In 1958 and 1959 the Giants battled to the NFL Championship game, only to lose twice to the Baltimore Colts, who were led by legendary quarterback Johnny Unitas. The 1958 “sudden death” overtime game is still widely regarded as the “Greatest Game Ever Played.” Nationally televised, it captured the country’s attention. More specifically, the Madison Avenue advertising agencies became aware of the drawing power of NFL athletes, especially the successful, hometown Giants.

Conerly’s thick southern drawl precluded him from radio and television opportunities like those that his teammates Gifford, Rote, and Pat Summerall received. However, his rugged, weathered, masculine looks did gain him some fame and fortune as the first Marlboro man in Philip Morris’s cigarette print ads. Conerly stood at six feet, one inch tall with a playing weight of 185 pounds.

During the later stages of his Giants career, Conerly and Don Heinrich formed a unique quarterback combination. Heinrich, although second team, would actually start the game. Conerly would observe the opponent’s defense from the bench for the first quarter of the game and then go in as the beneficiary of what he had seen earlier. The system worked so well that in 1959 Conerly was awarded the Jim Thorpe Trophy as NFL’s Most Valuable Player.

During Conerly’s final season in 1961, the Giants acquired future Pro Football Hall of Fame quarterback Y. A. Tittle and Conerly became a backup. Coach Allie Sherman said of his forty-year-old quarterback’s final season, “Four times I called on Charlie during the season, and all four times he came through for us.” Conerly retired after the 1961 championship game loss, and the Giants officially retired his number forty-two jersey the following year.

Conerly operated a chain of shoe stores in Mississippi and played in many charity golf tournaments in his later years. After an illness, Conerly died of heart disease in a Memphis hospital at the age of seventy-four. He is buried in Oakridge Cemetery in Clarksdale. Each year the Charlie Conerly Memorial Trophy is presented to the outstanding college football player in the state of Mississippi.

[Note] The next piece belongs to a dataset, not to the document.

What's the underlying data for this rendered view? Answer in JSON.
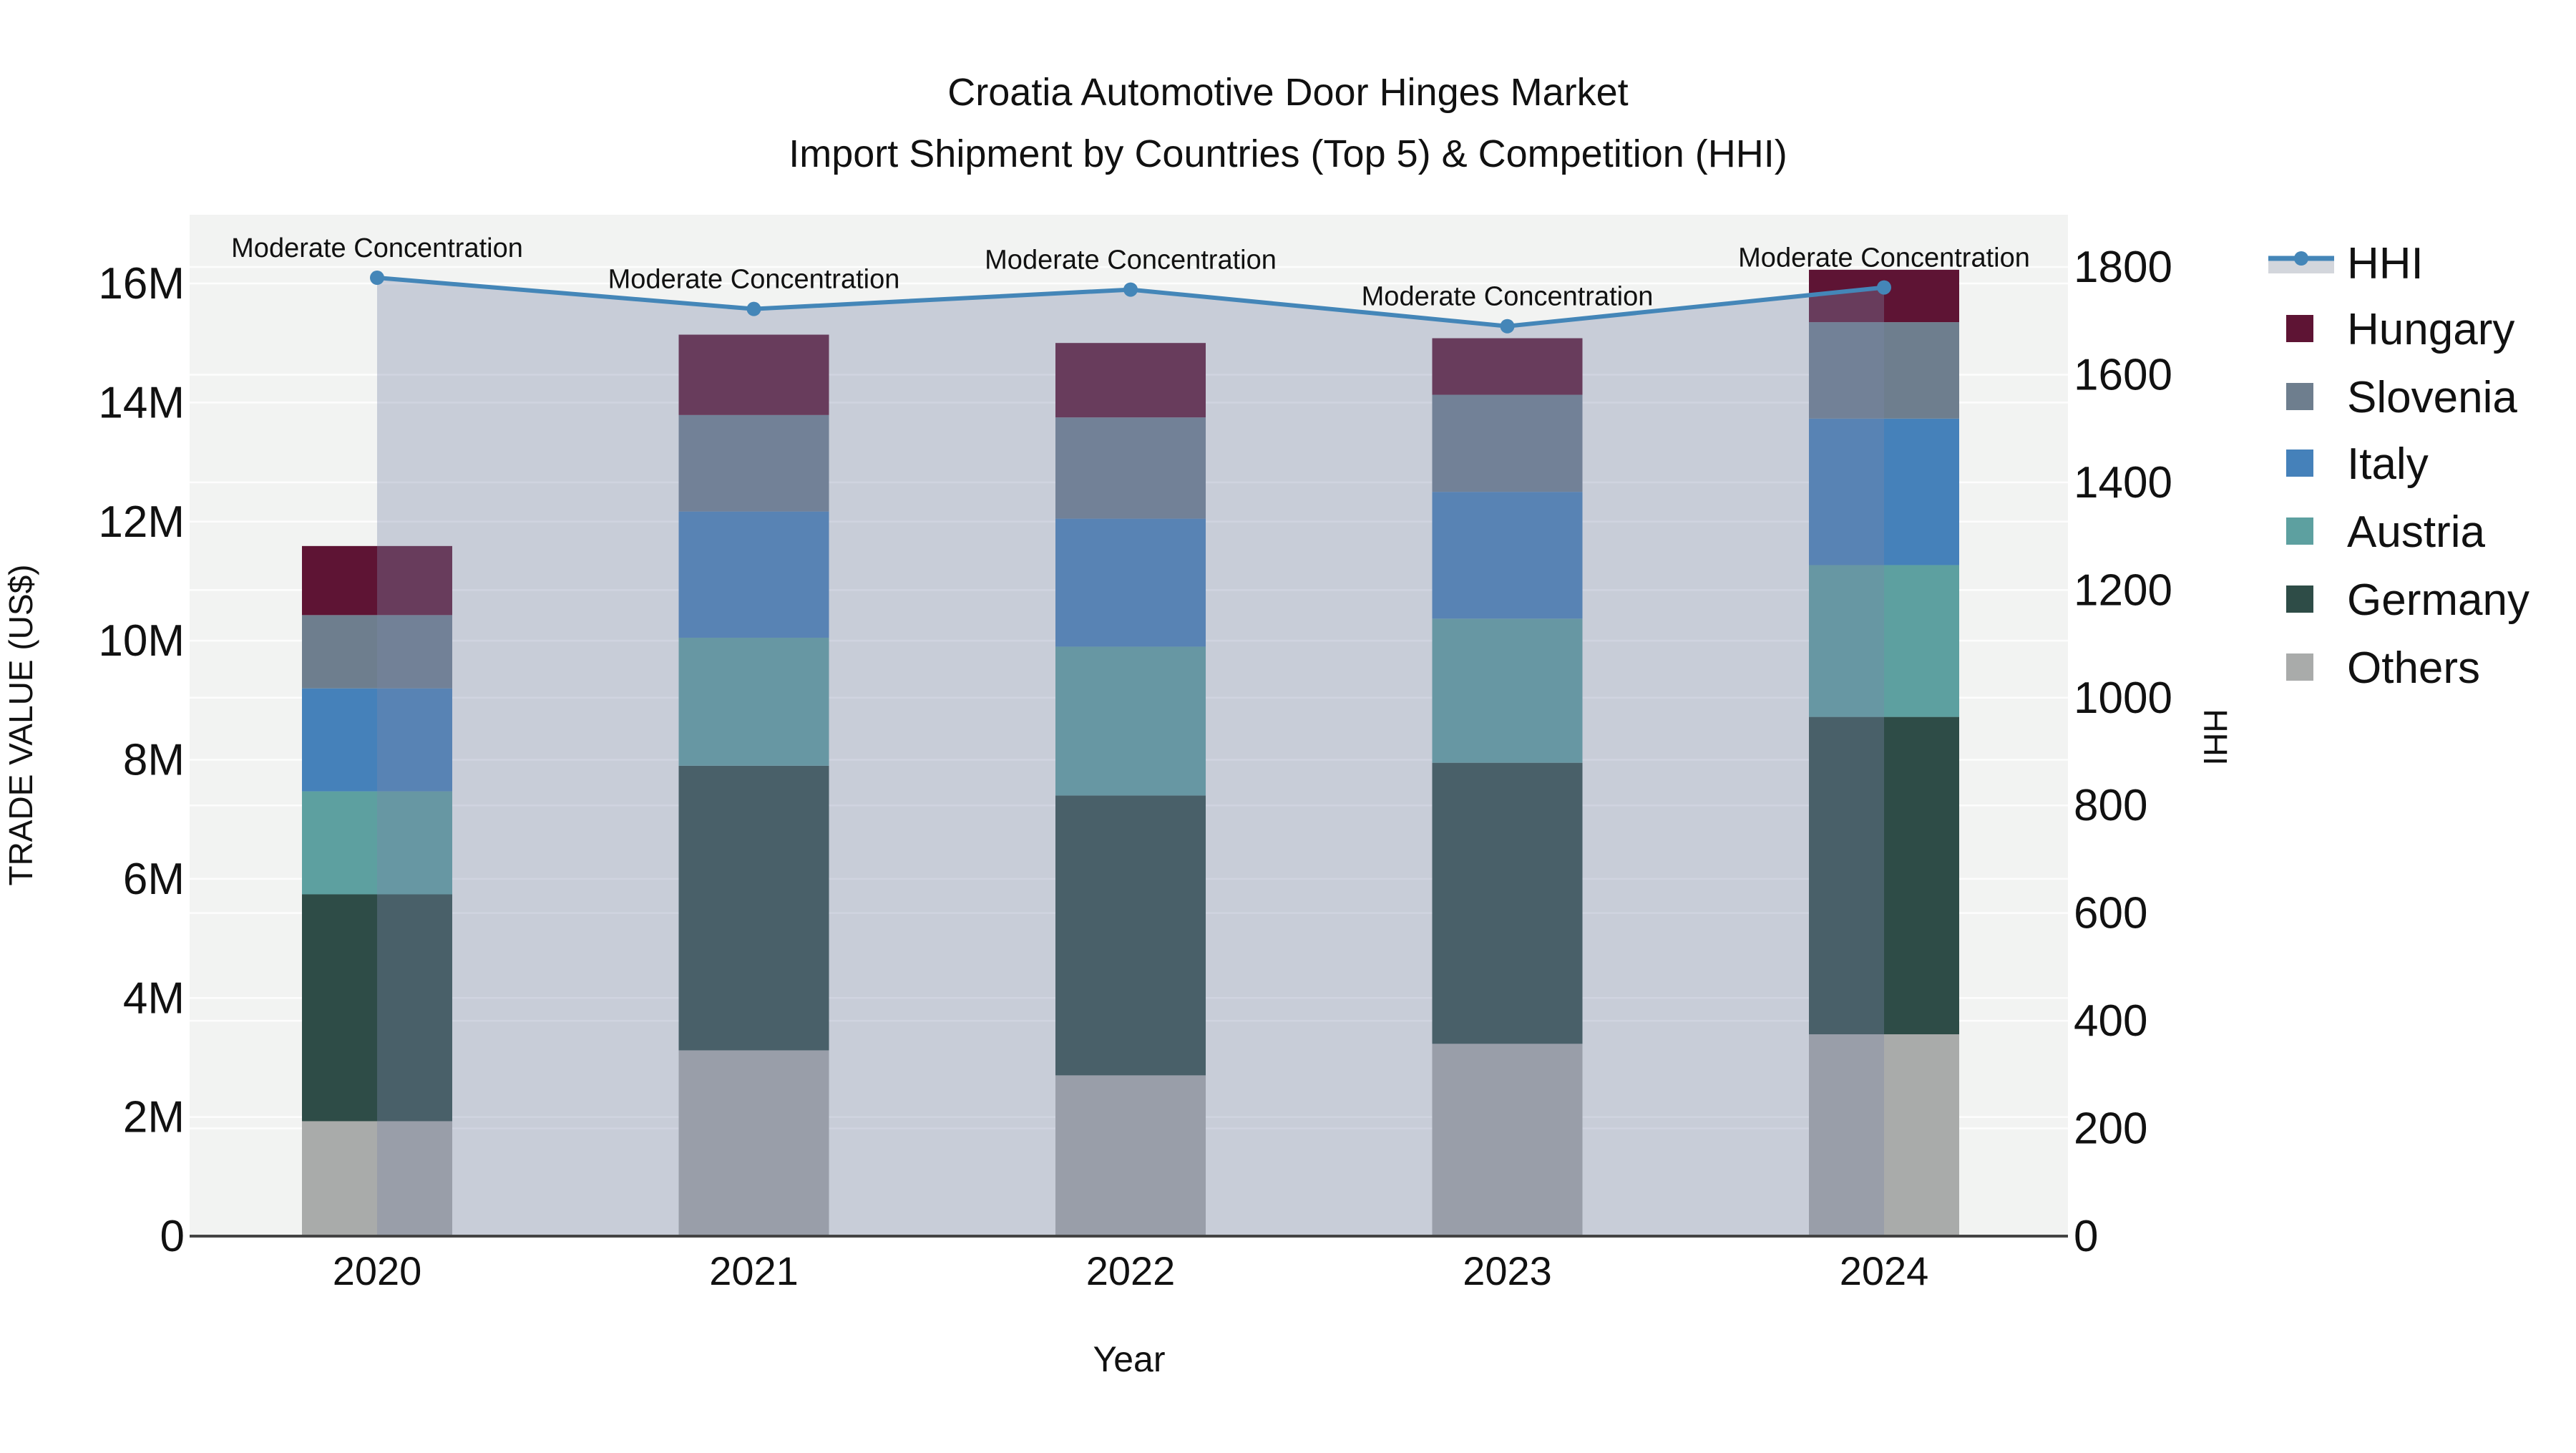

As a man and a player, Charlie Conerly typified many men of the World War II generation. He saw what needed to be done and without fanfare simply did it. He was so highly thought of by his Giants teammates that when his old roommate Frank Gifford was inducted into the Pro Football Hall of Fame in Canton, Ohio, he said, almost apologetically, “Chuck, you belong here, too.” Giants owner Wellington Mara often remarked, “Charlie is the best player not in the Pro Football Hall of Fame.” Conerly was, however, voted into the College Football Hall of Fame in 1966.

While there is no full-length biography of Conerly, information can be found in Don Smith, New York Giants (1960); Perian Conerly, Backseat Quarterback (1963); Barry Gottehrer, The Giants of New York: The History of Professional Football’s Most Fabulous Dynasty (1963); Dave Klein, The New York Giants: Yesterday, Today, and Tomorrow (1973); Dave Klein, The Game of Their Lives (1976); and Frank Gifford with Harry Waters, The Whole Ten Yards (1993). An obituary is in the New York Times (14 Feb. 1996).